II – Cession de la part des risques

Le décret n° 2023-243 du 31 mars 2023 précise que les membres du groupement précité sont tenus de céder à celui-ci une part identique du risque associé à chacun de leurs contrats bénéficiant d’une aide publique. Cette part peut représenter au minimum 65 % et au maximum 90 % du risque.

Ainsi, « les assureurs restent responsables d’une partie de leur portefeuille, au moins 10 %. La part de risque cédé au pool par les assureurs est la même, quelles que soient les cultures et quels que soient les assureurs ». Selon le directeur des relations institutionnelles de Groupama, Pascal Viné, « ce sont des mesures vertueuses, qui permettent à chaque assureur de conserver un portefeuille à l’équilibre ».

III – Les conditions procédurales et de fond nécessaires à l’obtention de l’agrément par l’État de la convention constitutive du groupement

Par ailleurs, le décret précise que l’agrément de la convention constitutive du groupement est accordé par une décision conjointe des ministres chargés de l’Agriculture et de l’Économie, dans un délai de deux mois à compter de la date de réception de la demande d’agrément de la convention constitutive, dès lors que le dossier de la demande, tel que précisé à l’article D. 443-3 du Code des assurances, est complet.

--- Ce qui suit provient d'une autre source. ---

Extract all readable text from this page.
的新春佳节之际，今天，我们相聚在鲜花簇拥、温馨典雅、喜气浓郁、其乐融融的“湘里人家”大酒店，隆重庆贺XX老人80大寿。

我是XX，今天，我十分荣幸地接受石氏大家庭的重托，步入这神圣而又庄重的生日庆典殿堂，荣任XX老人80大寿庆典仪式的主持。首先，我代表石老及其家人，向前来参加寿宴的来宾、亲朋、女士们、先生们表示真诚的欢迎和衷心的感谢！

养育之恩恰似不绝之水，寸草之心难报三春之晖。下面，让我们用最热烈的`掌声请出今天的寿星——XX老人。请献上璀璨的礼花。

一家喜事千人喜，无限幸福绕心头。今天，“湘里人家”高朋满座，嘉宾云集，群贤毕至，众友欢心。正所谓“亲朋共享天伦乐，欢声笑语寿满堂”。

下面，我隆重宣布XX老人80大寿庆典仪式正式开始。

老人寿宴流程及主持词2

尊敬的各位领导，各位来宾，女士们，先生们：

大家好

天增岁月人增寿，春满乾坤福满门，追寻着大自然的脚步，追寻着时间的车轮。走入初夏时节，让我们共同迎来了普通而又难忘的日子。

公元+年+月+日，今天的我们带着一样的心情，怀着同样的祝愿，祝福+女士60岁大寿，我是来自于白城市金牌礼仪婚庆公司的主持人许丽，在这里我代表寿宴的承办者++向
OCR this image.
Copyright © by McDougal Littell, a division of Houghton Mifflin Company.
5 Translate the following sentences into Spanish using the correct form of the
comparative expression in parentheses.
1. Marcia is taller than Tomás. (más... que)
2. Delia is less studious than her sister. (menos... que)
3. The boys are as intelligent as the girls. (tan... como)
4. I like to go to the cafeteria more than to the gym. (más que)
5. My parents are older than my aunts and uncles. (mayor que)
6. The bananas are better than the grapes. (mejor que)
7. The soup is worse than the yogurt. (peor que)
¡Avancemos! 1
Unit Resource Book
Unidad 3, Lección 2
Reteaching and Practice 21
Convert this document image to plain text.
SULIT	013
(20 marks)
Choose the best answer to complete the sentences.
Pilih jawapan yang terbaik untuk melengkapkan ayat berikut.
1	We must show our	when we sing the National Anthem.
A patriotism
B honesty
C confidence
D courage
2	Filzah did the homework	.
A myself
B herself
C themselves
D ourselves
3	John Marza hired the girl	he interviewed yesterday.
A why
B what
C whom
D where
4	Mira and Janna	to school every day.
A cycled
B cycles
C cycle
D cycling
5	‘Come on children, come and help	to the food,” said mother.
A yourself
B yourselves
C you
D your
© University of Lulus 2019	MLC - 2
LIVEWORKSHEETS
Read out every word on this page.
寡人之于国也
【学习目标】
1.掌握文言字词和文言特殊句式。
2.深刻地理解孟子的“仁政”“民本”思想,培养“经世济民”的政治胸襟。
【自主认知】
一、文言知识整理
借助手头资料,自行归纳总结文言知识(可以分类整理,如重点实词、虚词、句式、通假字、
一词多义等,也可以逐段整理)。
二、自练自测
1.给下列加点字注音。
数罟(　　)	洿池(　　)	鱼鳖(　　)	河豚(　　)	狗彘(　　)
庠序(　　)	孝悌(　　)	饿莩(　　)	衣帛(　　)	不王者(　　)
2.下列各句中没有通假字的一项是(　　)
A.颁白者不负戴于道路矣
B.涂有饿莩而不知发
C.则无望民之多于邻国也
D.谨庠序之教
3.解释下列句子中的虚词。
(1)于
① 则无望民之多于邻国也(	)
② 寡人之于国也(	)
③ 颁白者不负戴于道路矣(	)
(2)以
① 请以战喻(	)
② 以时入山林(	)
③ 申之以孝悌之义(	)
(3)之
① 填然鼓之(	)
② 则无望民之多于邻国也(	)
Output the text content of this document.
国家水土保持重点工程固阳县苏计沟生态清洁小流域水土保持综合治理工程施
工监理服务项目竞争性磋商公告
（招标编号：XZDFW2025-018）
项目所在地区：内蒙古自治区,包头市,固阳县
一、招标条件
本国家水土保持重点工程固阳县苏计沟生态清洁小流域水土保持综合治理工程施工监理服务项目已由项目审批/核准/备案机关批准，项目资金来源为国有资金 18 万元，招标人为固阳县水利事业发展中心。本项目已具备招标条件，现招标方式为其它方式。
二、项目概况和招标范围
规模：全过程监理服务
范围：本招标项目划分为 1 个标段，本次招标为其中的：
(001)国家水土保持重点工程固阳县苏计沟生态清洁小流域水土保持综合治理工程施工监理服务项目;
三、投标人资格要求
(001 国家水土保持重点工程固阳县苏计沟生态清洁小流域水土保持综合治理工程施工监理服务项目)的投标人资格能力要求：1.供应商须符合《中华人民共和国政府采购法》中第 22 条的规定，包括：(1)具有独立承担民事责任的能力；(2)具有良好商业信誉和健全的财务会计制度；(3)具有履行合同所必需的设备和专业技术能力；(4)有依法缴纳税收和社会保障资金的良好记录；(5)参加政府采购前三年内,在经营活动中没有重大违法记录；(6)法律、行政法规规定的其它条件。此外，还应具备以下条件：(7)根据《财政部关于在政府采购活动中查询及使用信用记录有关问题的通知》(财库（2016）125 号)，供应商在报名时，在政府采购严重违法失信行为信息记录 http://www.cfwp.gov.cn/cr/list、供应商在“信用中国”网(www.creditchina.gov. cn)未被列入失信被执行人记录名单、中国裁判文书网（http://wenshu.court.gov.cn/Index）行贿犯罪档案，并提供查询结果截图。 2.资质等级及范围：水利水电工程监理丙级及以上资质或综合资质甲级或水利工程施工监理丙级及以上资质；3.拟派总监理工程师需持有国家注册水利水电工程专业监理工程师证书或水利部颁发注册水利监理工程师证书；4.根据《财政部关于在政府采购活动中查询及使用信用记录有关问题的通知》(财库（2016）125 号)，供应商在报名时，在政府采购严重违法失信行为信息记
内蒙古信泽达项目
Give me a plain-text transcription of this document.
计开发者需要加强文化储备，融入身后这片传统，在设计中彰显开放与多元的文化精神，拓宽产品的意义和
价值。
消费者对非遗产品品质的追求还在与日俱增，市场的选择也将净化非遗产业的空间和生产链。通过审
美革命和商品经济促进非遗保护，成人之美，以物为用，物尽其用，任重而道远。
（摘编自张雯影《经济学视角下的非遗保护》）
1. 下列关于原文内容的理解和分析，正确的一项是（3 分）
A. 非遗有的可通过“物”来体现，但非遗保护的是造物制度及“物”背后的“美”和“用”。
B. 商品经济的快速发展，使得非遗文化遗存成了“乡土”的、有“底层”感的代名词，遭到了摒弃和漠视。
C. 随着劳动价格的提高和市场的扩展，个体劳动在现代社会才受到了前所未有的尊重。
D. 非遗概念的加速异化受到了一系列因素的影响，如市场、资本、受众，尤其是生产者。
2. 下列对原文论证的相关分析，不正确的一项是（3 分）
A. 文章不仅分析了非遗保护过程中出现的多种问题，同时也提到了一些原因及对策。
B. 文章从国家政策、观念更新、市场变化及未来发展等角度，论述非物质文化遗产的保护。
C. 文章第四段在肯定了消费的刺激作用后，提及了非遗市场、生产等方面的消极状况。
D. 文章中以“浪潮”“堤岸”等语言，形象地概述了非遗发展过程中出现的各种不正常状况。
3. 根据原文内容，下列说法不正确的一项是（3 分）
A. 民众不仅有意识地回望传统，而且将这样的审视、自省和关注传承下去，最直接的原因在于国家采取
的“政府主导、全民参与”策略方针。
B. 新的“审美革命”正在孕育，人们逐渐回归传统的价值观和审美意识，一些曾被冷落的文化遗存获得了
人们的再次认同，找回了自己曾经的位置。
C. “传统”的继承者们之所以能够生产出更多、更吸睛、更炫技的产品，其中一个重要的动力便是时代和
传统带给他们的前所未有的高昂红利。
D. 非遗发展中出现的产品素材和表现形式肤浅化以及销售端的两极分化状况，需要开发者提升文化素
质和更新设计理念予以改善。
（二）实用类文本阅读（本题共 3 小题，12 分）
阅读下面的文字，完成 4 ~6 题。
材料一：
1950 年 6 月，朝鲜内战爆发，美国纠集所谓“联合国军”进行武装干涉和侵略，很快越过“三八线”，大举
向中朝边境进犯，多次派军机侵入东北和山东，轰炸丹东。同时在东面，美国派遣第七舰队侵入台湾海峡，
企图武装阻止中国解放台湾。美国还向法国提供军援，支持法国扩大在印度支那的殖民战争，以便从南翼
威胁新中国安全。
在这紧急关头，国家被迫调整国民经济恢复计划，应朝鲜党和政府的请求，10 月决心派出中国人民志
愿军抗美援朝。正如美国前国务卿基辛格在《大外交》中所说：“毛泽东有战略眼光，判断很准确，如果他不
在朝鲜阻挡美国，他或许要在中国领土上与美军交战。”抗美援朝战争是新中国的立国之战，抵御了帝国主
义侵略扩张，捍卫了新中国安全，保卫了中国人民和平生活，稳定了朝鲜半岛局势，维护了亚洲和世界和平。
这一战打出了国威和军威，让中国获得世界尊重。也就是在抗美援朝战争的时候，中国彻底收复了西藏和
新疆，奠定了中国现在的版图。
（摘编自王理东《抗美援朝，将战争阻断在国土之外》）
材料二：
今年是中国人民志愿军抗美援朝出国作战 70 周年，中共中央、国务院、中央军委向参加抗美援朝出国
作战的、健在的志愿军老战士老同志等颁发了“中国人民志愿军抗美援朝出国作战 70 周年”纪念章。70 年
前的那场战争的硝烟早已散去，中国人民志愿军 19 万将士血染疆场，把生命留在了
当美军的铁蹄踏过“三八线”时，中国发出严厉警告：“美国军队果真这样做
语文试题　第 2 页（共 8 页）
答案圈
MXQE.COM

La demande d’agrément doit être accompagnée des éléments suivants :

1° La convention constitutive signée par les représentants légaux de l’ensemble des entreprises d’assurance qui commercialisent, au moment du dépôt de la demande, des produits d’assurance contre les risques climatiques en agriculture bénéficiant de l’aide prévue au deuxième alinéa de l’article L. 361-4 du Code rural et de la pêche maritime ;

2° Une analyse économique de l’impact du groupement sur le marché de la couverture des risques climatiques au regard de l’intensité concurrentielle du secteur assurantiel concerné et des gains économiques attendus pour les exploitants agricoles ;

3° L’avis de l’Autorité de la concurrence mentionné au III, de l’article L. 442-1-2 ;

4° Un compte rendu exhaustif ainsi que l’ensemble des contributions écrites de la consultation publique mentionnée à l’article L. 442-1-2.

En outre, le décret indique que les ministres chargés de l’Agriculture et de l’Économie accordent l’agrément de la convention constitutive lorsque les conditions suivantes sont remplies :

1° L’avis de l’Autorité de la concurrence mentionné au III, de l’article L. 442-1-2 est favorable ;

2° La convention constitutive prévoit une procédure de résolution des différends respectueuse des droits de la défense.

Toutefois, en l’absence d’avis favorable de l’Autorité de la concurrence, les ministres précités peuvent accorder l’agrément de la convention constitutive à la suite des modifications de la convention constitutive auxquelles auraient procédé les parties à la convention afin de répondre aux réserves émises par l’Autorité de la concurrence.

À noter. Les ministres compétents doivent vérifier que la convention constitutive qui en résulte est conforme à l’article 101 du traité sur le fonctionnement de l’Union européenne ainsi qu’à l’article L. 420-4 du Code de commerce.

Notes de bas de pages

  • 1.
    Source : https://lext.so/RUNfnH.
  • 2.
    Source : https://lext.so/RUNfnH.
  • 3.
    www.lassuranceenmouvement.com – Ord. n° 2022-1075, 29 juill. 2022, portant développement des outils de gestion des risques climatiques en agriculture, prise sur habilitation de L. n° 2022-298, 2 mars 2022, art. 12.
  • 4.
    C. assur., art. L. 442-1-2, I, 1°.